> ... the substantial information disclosure and possible misappropriation o...

trotsky · on April 26, 2011

I agree that random collisions is an unlikely attack vector. However, there is not a general understanding that disclosing sha256 hashes is the same as disclosing the file. Imagine a social engineering attack that requested employees run a 'sha256sum ~/Documents/* > hashes.txt' and mail the results with the explanation that this is to make sure they have no infected documents/old versions/unauthorized files on their hard drives. Many people would be willing to do something like that if it appeared to be from a legitimate source, but if they had been asked to email all their documents they'd be much more unlikely to comply.

Hashes are also disclosed in other ways. In certain cases security researchers will reveal a hash of a file publicly to provide proof of a file that might contain a proof of concept exploit against a privately disclosed bug - with the idea that the contents of the file could be revealed at a later date. If someone the researcher shared that file with privately placed it on dropbox, that file could be revealed publicly.

Online AV systems could be another form of disclosure. Many "online scan" products report the hashes of local files back to the server for malware detection - it is faster to upload your hashes than download the hashes of the many millions of signatures a product can scan for.

Another version of this is virustotal.com or similar services that will scan a submitted file against a large number of AV products. The resultant scans include the sha256 hash and are often publicly accessible, while the contents of the file isn't. In the days after several recent Adobe flash 0-days, virustotal reports on infected documents were reported publicly days before the bug was fixed or the actual exploit was publicly revealed. Here is one such example for CVE-2011-0611 submitted on 4/9/2011, made public on 4/11/2011 but no patch was available until 4/15/2011: http://www.virustotal.com/file-scan/report.html?id=1e677420d...

Granted, all of these presume that sensitive files are being placed on dropbox when they probably shouldn't be. But these things do happen.

As far as information disclosure, someone who has a legitimate copy of a file could then use the hash to determine if the file is being leaked off site or distributed inappropriately. This may be seen as a feature to some document owners, but it could serve to detect exfiltration that one might otherwise agree with. Whistle blowers come to mind. If you suspected a leak, one might provide slightly different copies of a sensitive document to a group of employees and see if any of the hashes appeared on dropbox after admonishing them to not allow the file to leave the enterprise.

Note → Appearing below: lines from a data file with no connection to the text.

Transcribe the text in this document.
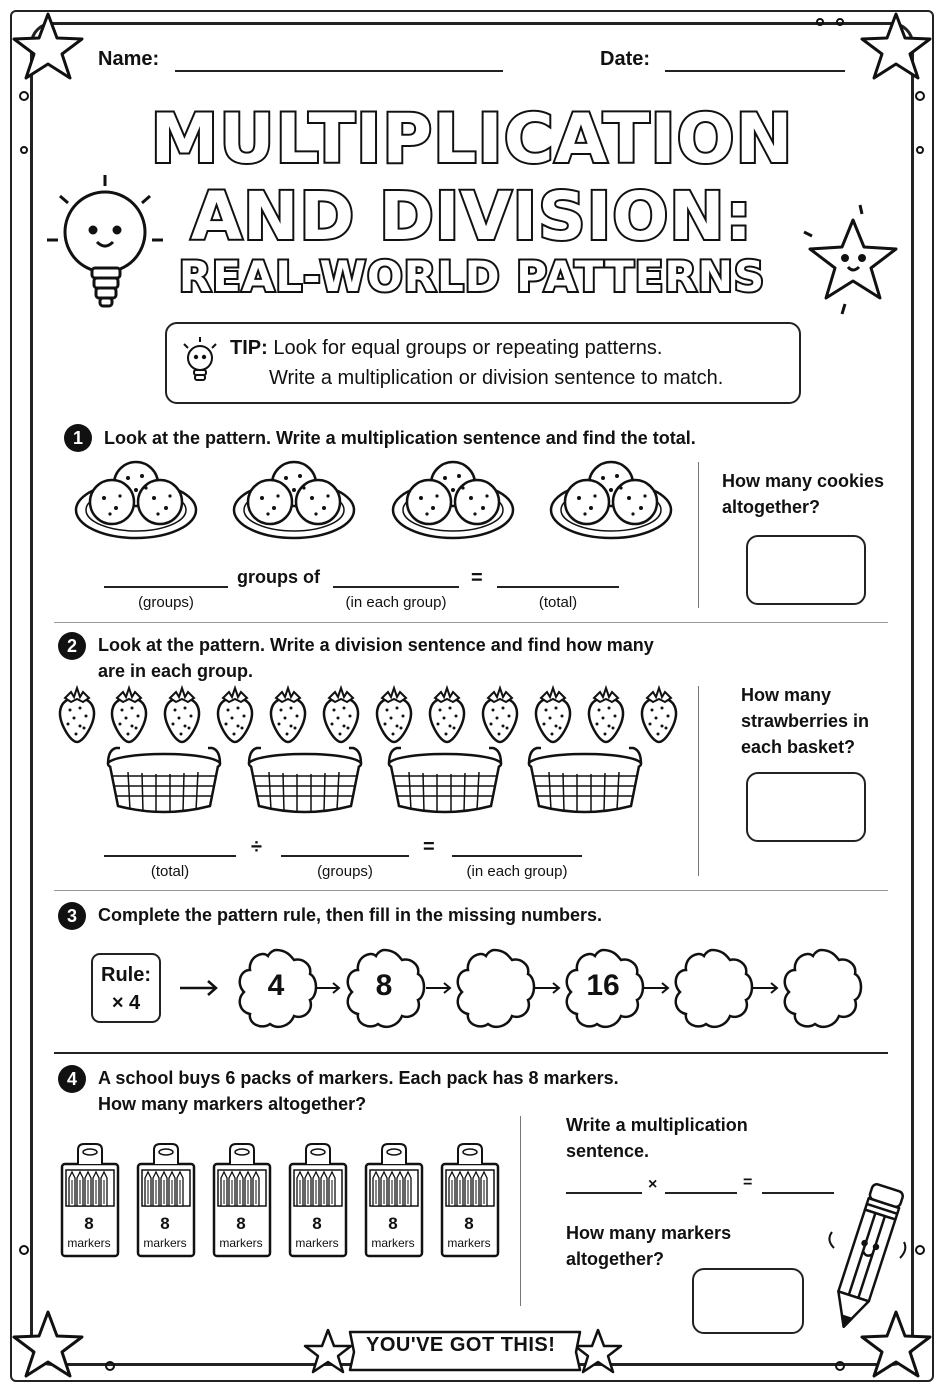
Name:	Date:
MULTIPLICATION
AND DIVISION:
REAL-WORLD PATTERNS
TIP: Look for equal groups or repeating patterns.
Write a multiplication or division sentence to match.
1	Look at the pattern. Write a multiplication sentence and find the total.
groups of	=
(groups)	(in each group)	(total)
How many cookies
altogether?
2	Look at the pattern. Write a division sentence and find how many
are in each group.
÷	=
(total)	(groups)	(in each group)
How many
strawberries in
each basket?
3	Complete the pattern rule, then fill in the missing numbers.
Rule:
× 4
4	8	16
4	A school buys 6 packs of markers. Each pack has 8 markers.
How many markers altogether?
8
markers
8
markers
8
markers
8
markers
8
markers
8
markers
Write a multiplication
sentence.
×	=
How many markers
altogether?
YOU'VE GOT THIS!
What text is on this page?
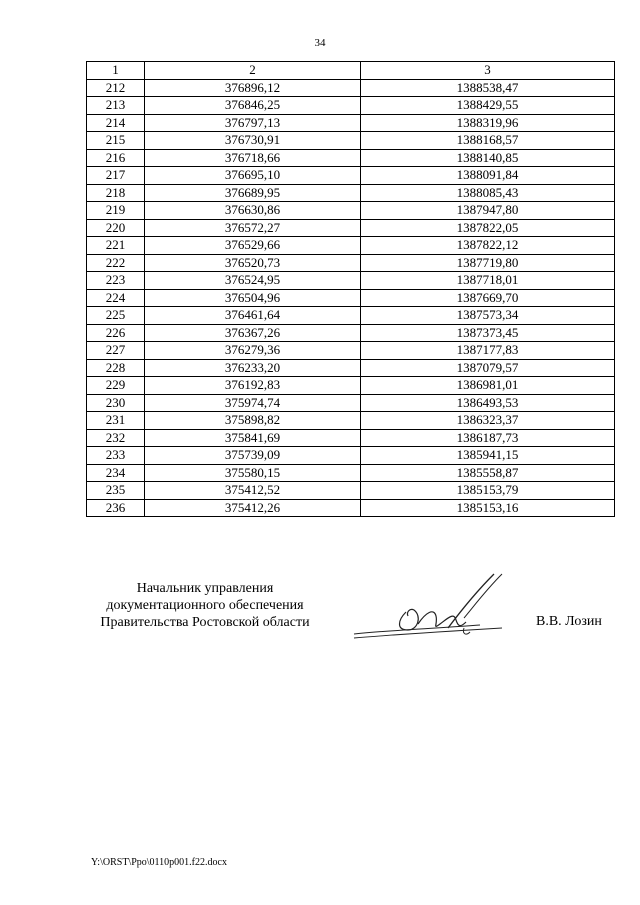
34
1	2	3
212	376896,12	1388538,47
213	376846,25	1388429,55
214	376797,13	1388319,96
215	376730,91	1388168,57
216	376718,66	1388140,85
217	376695,10	1388091,84
218	376689,95	1388085,43
219	376630,86	1387947,80
220	376572,27	1387822,05
221	376529,66	1387822,12
222	376520,73	1387719,80
223	376524,95	1387718,01
224	376504,96	1387669,70
225	376461,64	1387573,34
226	376367,26	1387373,45
227	376279,36	1387177,83
228	376233,20	1387079,57
229	376192,83	1386981,01
230	375974,74	1386493,53
231	375898,82	1386323,37
232	375841,69	1386187,73
233	375739,09	1385941,15
234	375580,15	1385558,87
235	375412,52	1385153,79
236	375412,26	1385153,16
Начальник управления
документационного обеспечения
Правительства Ростовской области	В.В. Лозин
Y:\ORST\Ppo\0110p001.f22.docx
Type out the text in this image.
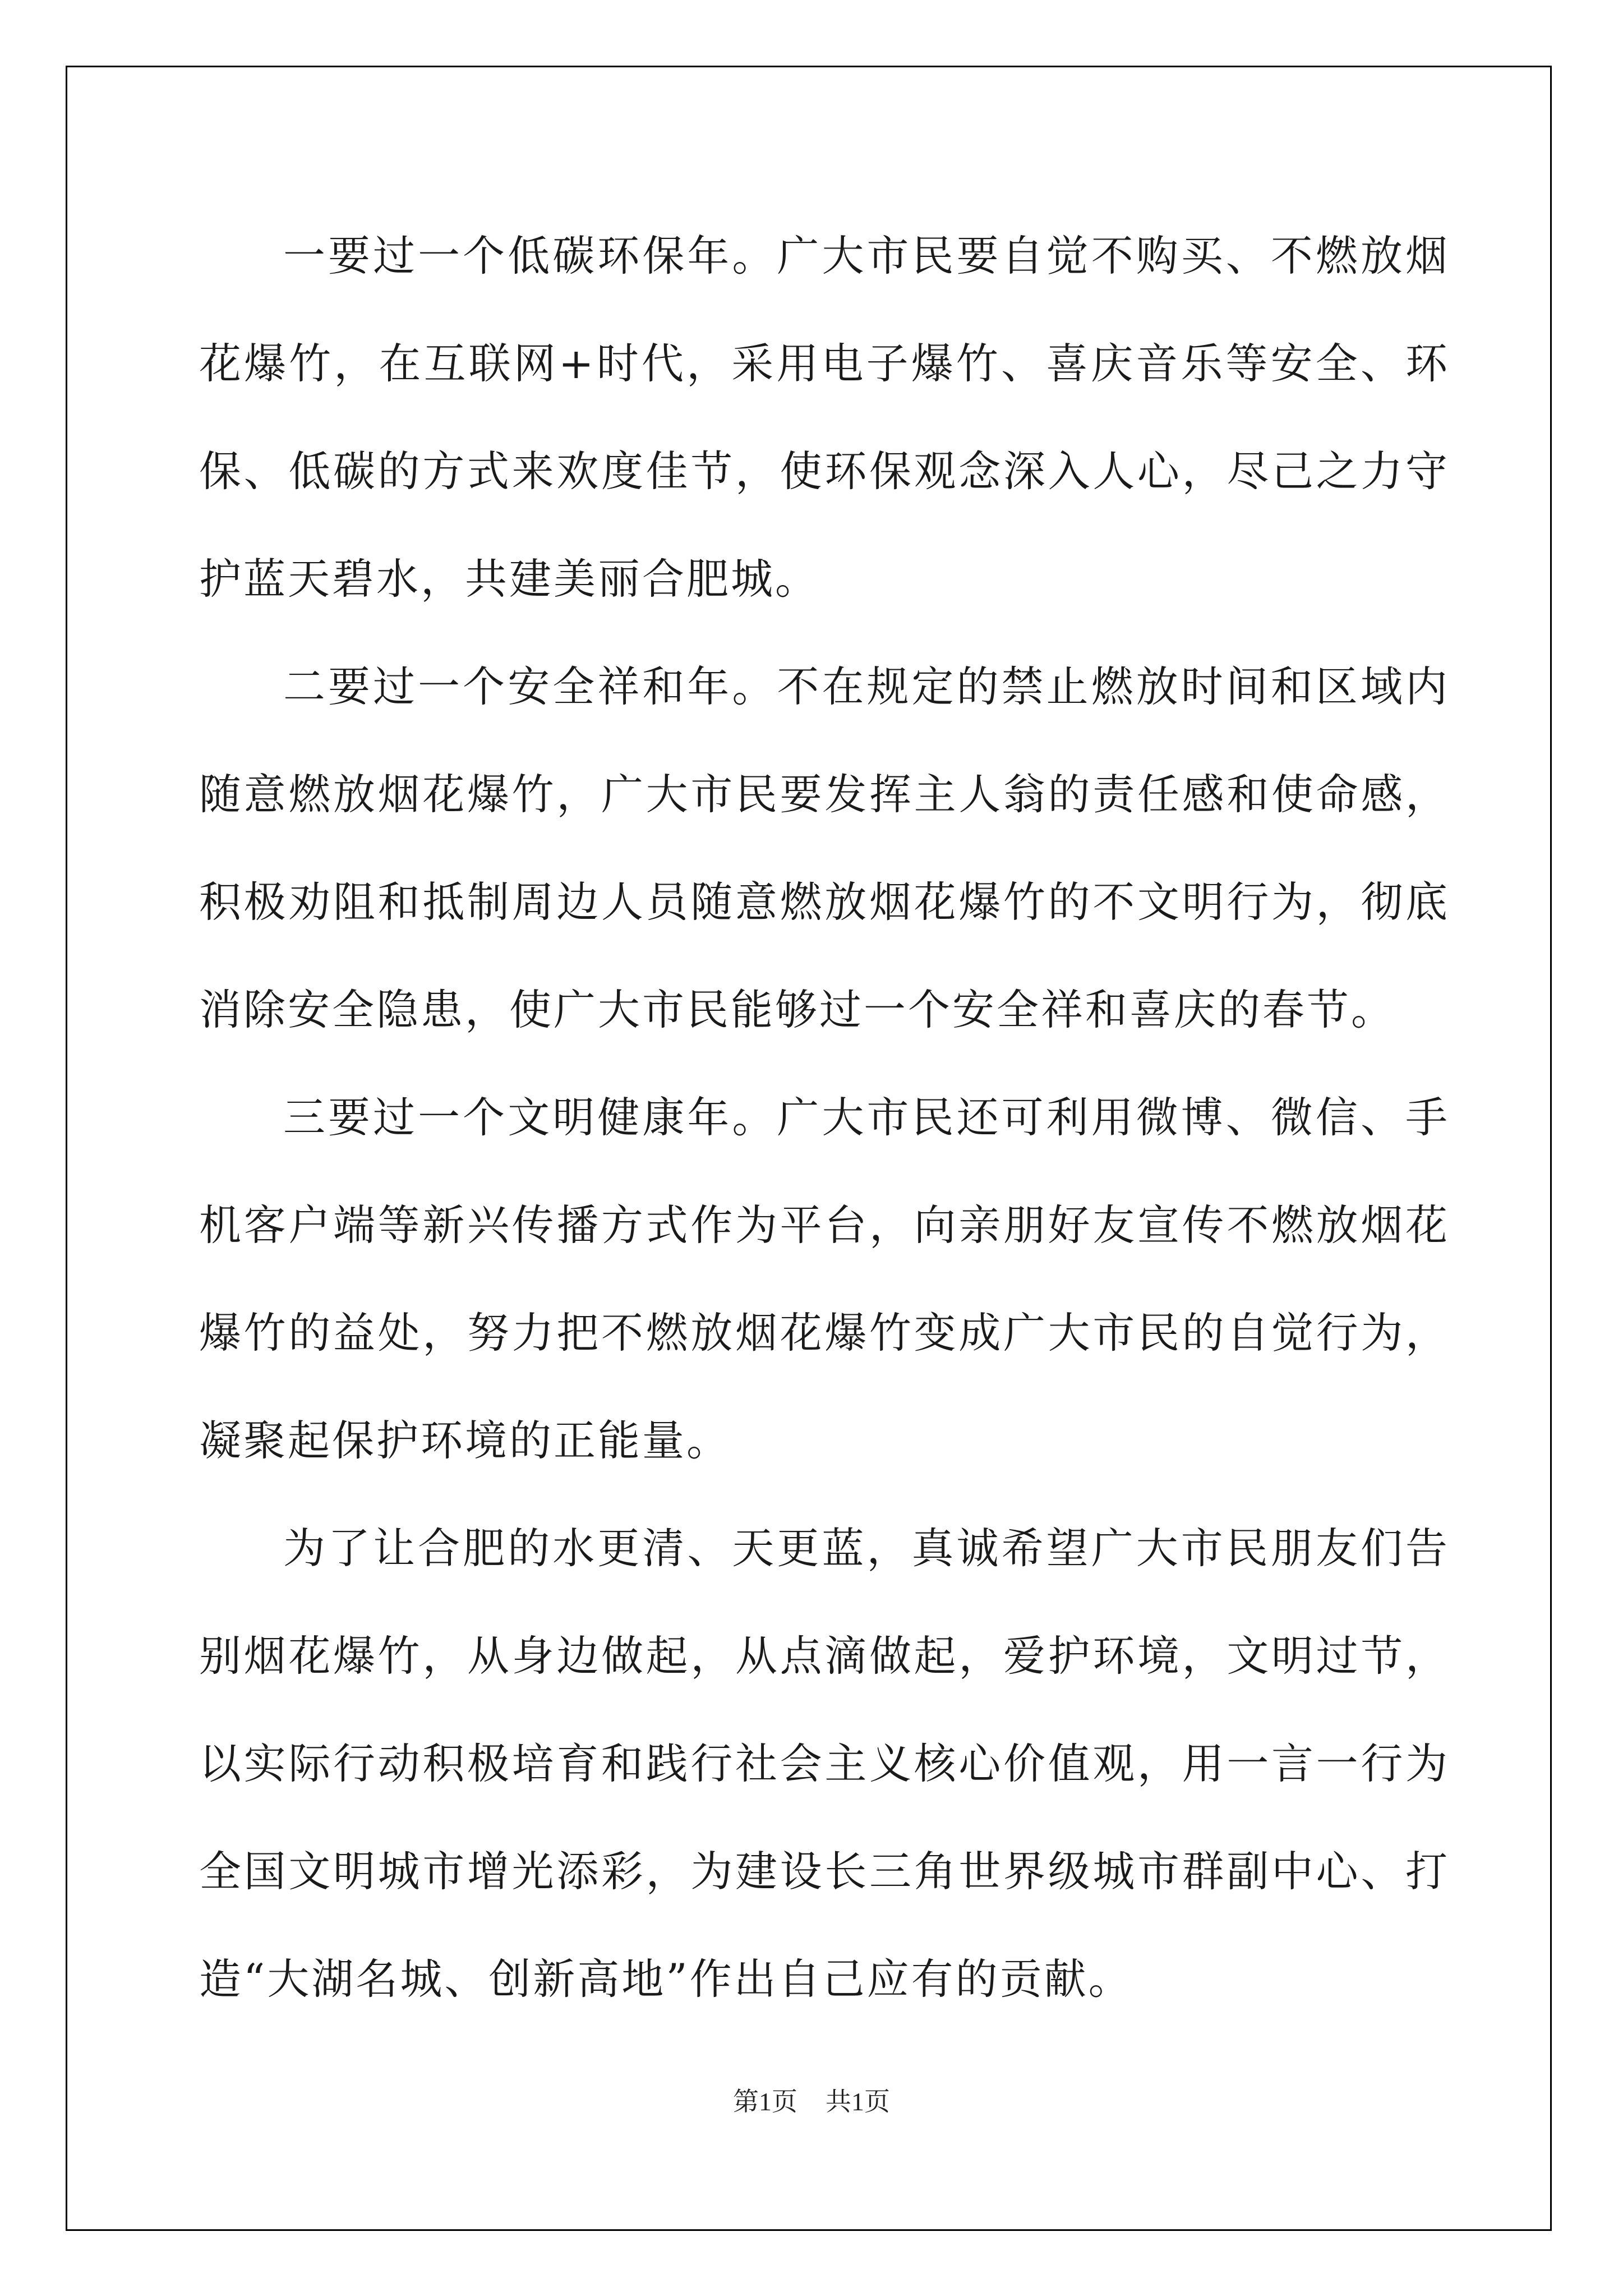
一要过一个低碳环保年。广大市民要自觉不购买、不燃放烟花爆竹，在互联网+时代，采用电子爆竹、喜庆音乐等安全、环保、低碳的方式来欢度佳节，使环保观念深入人心，尽己之力守护蓝天碧水，共建美丽合肥城。

二要过一个安全祥和年。不在规定的禁止燃放时间和区域内随意燃放烟花爆竹，广大市民要发挥主人翁的责任感和使命感，积极劝阻和抵制周边人员随意燃放烟花爆竹的不文明行为，彻底消除安全隐患，使广大市民能够过一个安全祥和喜庆的春节。

三要过一个文明健康年。广大市民还可利用微博、微信、手机客户端等新兴传播方式作为平台，向亲朋好友宣传不燃放烟花爆竹的益处，努力把不燃放烟花爆竹变成广大市民的自觉行为，凝聚起保护环境的正能量。

为了让合肥的水更清、天更蓝，真诚希望广大市民朋友们告别烟花爆竹，从身边做起，从点滴做起，爱护环境，文明过节，以实际行动积极培育和践行社会主义核心价值观，用一言一行为全国文明城市增光添彩，为建设长三角世界级城市群副中心、打造“大湖名城、创新高地”作出自己应有的贡献。

第1页 共1页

I understand that many of these concerns could be dismissed with well, they already have bad document handling procedures, etc. Which would be valid, however in the real world a lot of poor behavior goes on. I'm just listing these as examples of the kind of problems that could arise, I'm not trying to take a stand on how likely any of the attacks might be.

speleding · on April 26, 2011

It would still allow collision attacks though. There are probably a lot of legal and medical documents (recipes) that only differ in a few words, such as name and date of birth. By trying a bunch of combinations you can test if those documents exist.

knobst · on April 27, 2011

The collision attacks outlined above still work, with a regular dropbox account, no dropship needed. You can create 100,000 attack files, and then upload each one. The ones that don't actually transmit bytes show you that the file exists. (EG a highly regular file like some health or banking record...) Its just watching if de-duplication happens or not.

They need to patch that hole, I think by requiring everything to upload, then deduplicate on the server...

Which is another way of saying what speleding points out.